Gugatan
Mengenal Gugatan Class Action Dan Dampaknya
Mengenal Gugatan Class Action Dan Dampaknya – Di tengah pandemi COVID-19, Enggal Pamukty – seorang pengusaha – mengajukan gugatan class action kepada Presiden Joko “Jokowi” Widodo karena menilai pemerintah tidak serius menangani wabah corona. Bersama lima orang lainnya dari kelompok Usaha Menengah, Kecil, dan Mikro (MEME), Enggal mengajukan gugatan ke Pengadilan Negeri Jakarta Pusat. Mereka mengklaim bahwa ketika tiba saatnya Indonesia bersiap menghadapi COVID-19, pejabat pemerintah membuat lelucon tentang COVID-19 dan sudah terlambat untuk mengambil tindakan pencegahan.
Dasar proses yang digunakan adalah Kitab Undang-Undang Hukum Perdata dan Undang-Undang (UU) No. 6 tahun 2018 tentang kekarantinaan kesehatan. Mereka meminta ganti rugi sebesar Rp 10,012 miliar akibat anjloknya pendapatan selama virus corona. Mereka juga sedih dengan jumlah korban tewas dan kekhawatiran orang-orang yang tidak terjawab selama wabah awal.
Mengenal Gugatan Class Action Dan Dampaknya
Ketentuan hukum acara dalam gugatan perwakilan kelompok di Indonesia diatur secara khusus dalam Perma No. 1 Tahun 2002 tentang acara untuk sidang perwakilan kelas.

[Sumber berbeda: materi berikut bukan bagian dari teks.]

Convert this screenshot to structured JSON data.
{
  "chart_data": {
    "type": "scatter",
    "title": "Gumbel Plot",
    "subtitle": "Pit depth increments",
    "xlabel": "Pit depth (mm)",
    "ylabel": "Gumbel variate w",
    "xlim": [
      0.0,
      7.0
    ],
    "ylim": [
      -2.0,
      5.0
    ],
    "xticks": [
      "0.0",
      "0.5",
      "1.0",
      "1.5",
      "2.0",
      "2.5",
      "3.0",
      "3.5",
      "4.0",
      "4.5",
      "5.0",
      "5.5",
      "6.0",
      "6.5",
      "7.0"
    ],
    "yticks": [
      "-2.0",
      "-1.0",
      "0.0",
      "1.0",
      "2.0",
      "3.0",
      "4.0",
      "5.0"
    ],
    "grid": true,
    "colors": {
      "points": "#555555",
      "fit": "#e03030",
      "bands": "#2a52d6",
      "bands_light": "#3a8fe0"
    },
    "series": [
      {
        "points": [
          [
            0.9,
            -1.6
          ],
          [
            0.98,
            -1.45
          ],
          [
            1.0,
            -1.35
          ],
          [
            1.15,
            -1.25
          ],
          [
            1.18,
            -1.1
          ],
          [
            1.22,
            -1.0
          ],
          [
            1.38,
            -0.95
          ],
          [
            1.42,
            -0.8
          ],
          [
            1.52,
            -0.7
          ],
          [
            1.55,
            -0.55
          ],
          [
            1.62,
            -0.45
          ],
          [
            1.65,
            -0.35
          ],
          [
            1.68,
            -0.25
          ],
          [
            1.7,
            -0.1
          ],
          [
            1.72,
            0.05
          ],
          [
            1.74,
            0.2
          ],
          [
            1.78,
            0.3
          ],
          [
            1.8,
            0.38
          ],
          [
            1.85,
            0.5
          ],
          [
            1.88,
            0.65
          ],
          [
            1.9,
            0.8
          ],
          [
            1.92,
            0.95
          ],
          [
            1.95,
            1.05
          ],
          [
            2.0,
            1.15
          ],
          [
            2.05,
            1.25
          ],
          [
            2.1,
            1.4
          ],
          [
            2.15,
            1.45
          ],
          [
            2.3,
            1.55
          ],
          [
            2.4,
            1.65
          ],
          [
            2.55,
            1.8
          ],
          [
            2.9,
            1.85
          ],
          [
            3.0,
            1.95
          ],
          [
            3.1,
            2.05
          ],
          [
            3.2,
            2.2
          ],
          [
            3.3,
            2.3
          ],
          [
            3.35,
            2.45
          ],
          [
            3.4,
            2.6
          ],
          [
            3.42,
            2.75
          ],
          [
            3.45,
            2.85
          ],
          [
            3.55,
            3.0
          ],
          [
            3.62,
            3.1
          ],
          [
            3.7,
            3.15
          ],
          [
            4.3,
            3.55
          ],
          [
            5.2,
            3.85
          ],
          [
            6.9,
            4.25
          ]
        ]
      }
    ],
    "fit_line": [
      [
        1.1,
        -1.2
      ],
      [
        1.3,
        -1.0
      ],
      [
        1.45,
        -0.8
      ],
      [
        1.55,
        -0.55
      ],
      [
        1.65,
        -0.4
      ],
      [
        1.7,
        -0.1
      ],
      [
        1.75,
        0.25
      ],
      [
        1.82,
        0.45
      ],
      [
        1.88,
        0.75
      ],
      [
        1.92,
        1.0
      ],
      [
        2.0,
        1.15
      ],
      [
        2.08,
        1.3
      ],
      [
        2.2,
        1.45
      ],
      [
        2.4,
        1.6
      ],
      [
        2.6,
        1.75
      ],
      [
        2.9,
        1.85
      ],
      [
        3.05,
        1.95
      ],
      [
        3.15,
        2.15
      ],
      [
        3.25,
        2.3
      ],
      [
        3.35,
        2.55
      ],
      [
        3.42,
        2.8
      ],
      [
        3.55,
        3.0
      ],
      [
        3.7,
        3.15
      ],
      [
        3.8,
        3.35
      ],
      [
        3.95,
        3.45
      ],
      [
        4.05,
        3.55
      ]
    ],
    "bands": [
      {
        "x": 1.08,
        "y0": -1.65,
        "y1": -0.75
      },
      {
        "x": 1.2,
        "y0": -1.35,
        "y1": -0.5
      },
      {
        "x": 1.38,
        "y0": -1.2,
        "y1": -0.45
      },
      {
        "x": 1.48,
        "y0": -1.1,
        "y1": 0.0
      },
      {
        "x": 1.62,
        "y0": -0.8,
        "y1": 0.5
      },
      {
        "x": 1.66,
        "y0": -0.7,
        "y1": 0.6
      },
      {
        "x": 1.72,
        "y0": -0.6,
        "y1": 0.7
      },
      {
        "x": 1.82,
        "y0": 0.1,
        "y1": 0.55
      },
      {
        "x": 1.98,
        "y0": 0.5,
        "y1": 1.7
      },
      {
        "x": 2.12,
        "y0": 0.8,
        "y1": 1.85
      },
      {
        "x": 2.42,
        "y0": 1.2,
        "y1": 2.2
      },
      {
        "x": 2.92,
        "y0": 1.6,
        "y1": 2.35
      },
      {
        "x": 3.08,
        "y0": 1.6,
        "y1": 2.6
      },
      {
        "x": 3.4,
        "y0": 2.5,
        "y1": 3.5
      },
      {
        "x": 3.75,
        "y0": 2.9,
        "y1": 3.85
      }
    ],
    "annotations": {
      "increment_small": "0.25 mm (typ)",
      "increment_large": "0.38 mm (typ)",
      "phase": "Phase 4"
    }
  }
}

Resume Buku Lingkungan Hidup
Tahap pertama adalah mengajukan gugatan. Saat mengajukan, penggugat harus memenuhi persyaratan untuk gugatan kelompok. Penggugat juga harus mengikutsertakan beberapa anggota kelompok yang mengalami hal yang sama. Perma tidak menentukan jumlah minimal anggota kelompok yang memenuhi persyaratan formal. Pakar hukum perdata M Yahya Harahap mengatakan, jika dalam satu kelompok ada 5 atau 10 anggota, lebih tepat menggunakan sidang biasa karena proses interogasi lebih sederhana daripada sidang kelompok. Tidak ada jumlah maksimum untuk tindakan kelas. Sekelompok penggugat harus menyatakan hal yang sama dengan menggunakan sebab tindakan yang sama. Selain itu, perwakilan kelompok harus memiliki kejujuran dan integritas untuk melindungi kepentingan anggota kelompok yang diwakilinya.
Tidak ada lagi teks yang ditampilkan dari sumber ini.